Pada awal tahun 1970-an, tidak pasti apakah Kakapo merupakan spesies yang masih ada. Pada akhir tahun 1974, para ilmuan melokasikan beberapa Kakapo jantan dan melakukan observasi ilmiah pertama terhadap kicauan Kakapo. Observasi ini dipimpin oleh Don Merton untuk menspekulasi kali pertama Kakapo memiliki sistem perkembangbiakan lek.[24] Dari tahun 1974 hingga tahun 1976, 14 Kakapo ditemukan namun seluruhnya adalah jantan. Seekor pejantan ditangkap di kawasan Milford pada tahun 1975, yang diberi nama "Richard Henry", dan dipindahkan ke Pulau Maud. Kejadian ini memungkinan bahwa seluruh betina telah mati dan bahwa spesies ini punah secara fungsional. Seluruh burung yang ditemukan Dinas Alam Liar dari tahun 1951 hingga tahun 1976 terdapat di lembah glasial berbentuk U yang diapit oleh tebing curam dan dikelilingi oleh pegunungan tinggi. Daerah ekstrem itu memiliki kolonisasi rendah terhadap mamalia herbivora, sisa-sisa kepulauan hampir tidak membentuk vegetasi asli. Walau begitu, ketika di sini, cerpelai telah muncul dan pada tahun 1976 Kakapo telah hilang dari lantai lembah dan hanya sedikit pejantan yang selamat di banyak bagian jalur tebing.[3]

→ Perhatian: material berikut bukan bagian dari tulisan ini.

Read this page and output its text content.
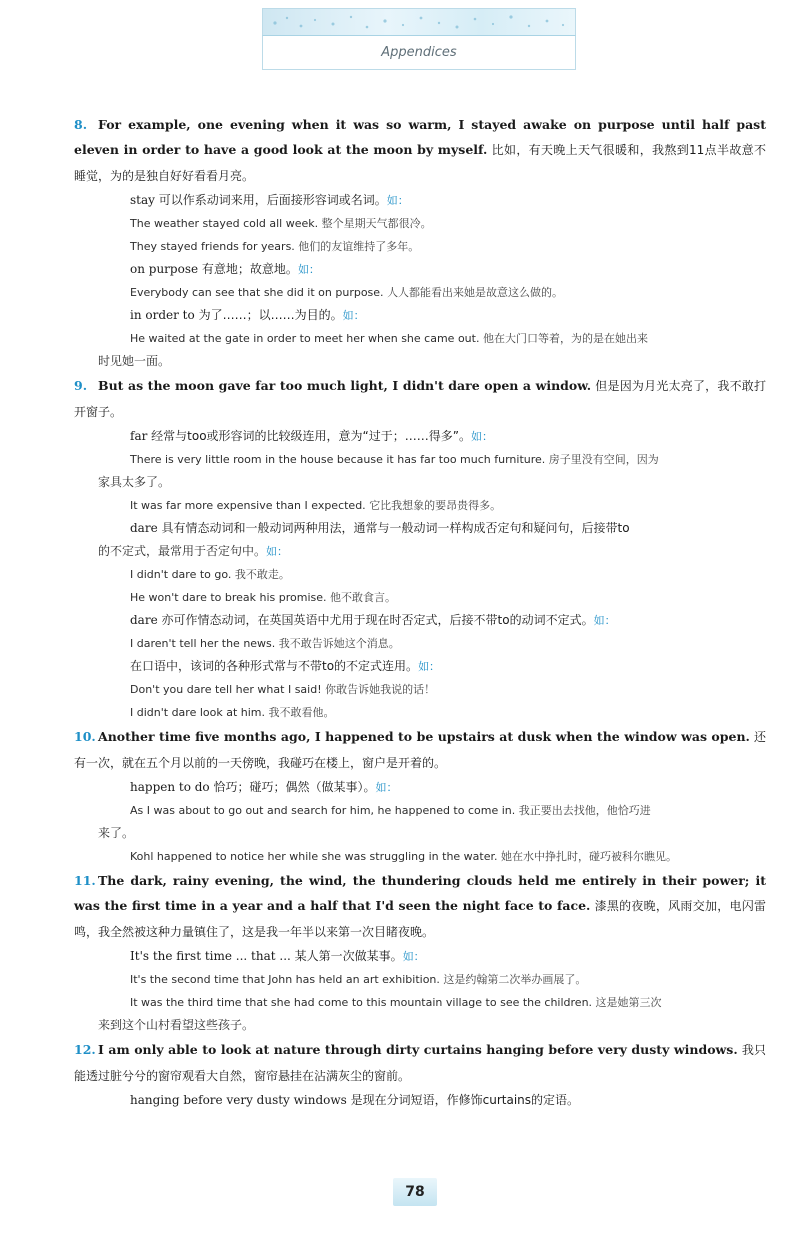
Appendices
8. For example, one evening when it was so warm, I stayed awake on purpose until half past eleven in order to have a good look at the moon by myself. 比如，有天晚上天气很暖和，我熬到11点半故意不睡觉，为的是独自好好看看月亮。
stay 可以作系动词来用，后面接形容词或名词。如：
The weather stayed cold all week. 整个星期天气都很冷。
They stayed friends for years. 他们的友谊维持了多年。
on purpose 有意地；故意地。如：
Everybody can see that she did it on purpose. 人人都能看出来她是故意这么做的。
in order to 为了……；以……为目的。如：
He waited at the gate in order to meet her when she came out. 他在大门口等着，为的是在她出来
时见她一面。
9. But as the moon gave far too much light, I didn't dare open a window. 但是因为月光太亮了，我不敢打开窗子。
far 经常与too或形容词的比较级连用，意为“过于；……得多”。如：
There is very little room in the house because it has far too much furniture. 房子里没有空间，因为
家具太多了。
It was far more expensive than I expected. 它比我想象的要昂贵得多。
dare 具有情态动词和一般动词两种用法，通常与一般动词一样构成否定句和疑问句，后接带to
的不定式，最常用于否定句中。如：
I didn't dare to go. 我不敢走。
He won't dare to break his promise. 他不敢食言。
dare 亦可作情态动词，在英国英语中尤用于现在时否定式，后接不带to的动词不定式。如：
I daren't tell her the news. 我不敢告诉她这个消息。
在口语中，该词的各种形式常与不带to的不定式连用。如：
Don't you dare tell her what I said! 你敢告诉她我说的话！
I didn't dare look at him. 我不敢看他。
10. Another time five months ago, I happened to be upstairs at dusk when the window was open. 还有一次，就在五个月以前的一天傍晚，我碰巧在楼上，窗户是开着的。
happen to do 恰巧；碰巧；偶然（做某事）。如：
As I was about to go out and search for him, he happened to come in. 我正要出去找他，他恰巧进
来了。
Kohl happened to notice her while she was struggling in the water. 她在水中挣扎时，碰巧被科尔瞧见。
11. The dark, rainy evening, the wind, the thundering clouds held me entirely in their power; it was the first time in a year and a half that I'd seen the night face to face. 漆黑的夜晚，风雨交加，电闪雷鸣，我全然被这种力量镇住了，这是我一年半以来第一次目睹夜晚。
It's the first time ... that ... 某人第一次做某事。如：
It's the second time that John has held an art exhibition. 这是约翰第二次举办画展了。
It was the third time that she had come to this mountain village to see the children. 这是她第三次
来到这个山村看望这些孩子。
12. I am only able to look at nature through dirty curtains hanging before very dusty windows. 我只能透过脏兮兮的窗帘观看大自然，窗帘悬挂在沾满灰尘的窗前。
hanging before very dusty windows 是现在分词短语，作修饰curtains的定语。
78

Sebelum 1977, tidak ada ekspedisi dari Pulau Stewart/Rakiura, tetapi pekerja pemerintah melihat seekor Kakapo disana dan mengambil bulunya pada tahun 1949[butuh rujukan]. Tahun 1977, penampakan Kakapo dilaporkan dari Pulau Stewart.[3] Sebuah ekspedisi dari pulau itu menemukan sistem mangkuk dan jalur pada hari pertama; yang kemudian, melokasikan beberapa disen Kakapo. Penemuan di area seluas 8.000 ha hutan dan semak belukar yang terkena kebakaran menunjukkan harapan bahwa populasi juga meliputi betina. Populasi total diperkirakan 100 hingga 200 burung.[30]

Mustelida tidak pernah mengusai Pulau Steward/Rakiura, tetapi kucing buas yang muncul. Selama survei, dinyatakan bahwa kucing membunuh Kakapo dengan tingkat predasi 56% per tahun.[31] Pada tingkat ini, burung tidak dapat bertahan di pulau dan untuk itu pengendalian kucing secara intensif dilakukan pada tahun 1982, hingga tidak ada kucing yang membunuh Kakapo ditemukan.[3] Namun, untuk memastikan keselamatan burung-burung yang tersisa, para ilmuan mendedikasikan kemudian bahwa populasi ini dapat dipindahkan ke pulau-pulau bebas predator; operasi ini this operation dilakukan antara tahun 1982 dan 1997.[32]

Rencana pemulihan Kakapo

Translokasi Kakapo 1974–1992[32]
Ditranslokasikan ke Jumlah Kakapo Mati < 6 bulan Bertahan hingga November 1992
Pulau Maud (1974–81) 9 (6♂, 3♀) 3 (2♂, 1♀) 4 (2♂, 2♀)
Pulau Penghalang Kecil (1982) 22 (13♂, 9♀) 2 (1♂, 1♀) 15–19 (10–12♂, 5–7♀)
Pulau Codfish (1987–92) 30 (20♂, 10♀) 0 20–30 (13–20♂, 7–10♀)
Pulau Maud (1989–91) 6 (4♂, 2♀) 0 5 (3♂, 2♀)
Pulau Mana (1992) 2 (2♀) 1 (1♀) 1 (1♀)
Total 65 (43♂, 22♀) 6 (4♂, 2♀) 41–55 (27–36♂, 14–19♀)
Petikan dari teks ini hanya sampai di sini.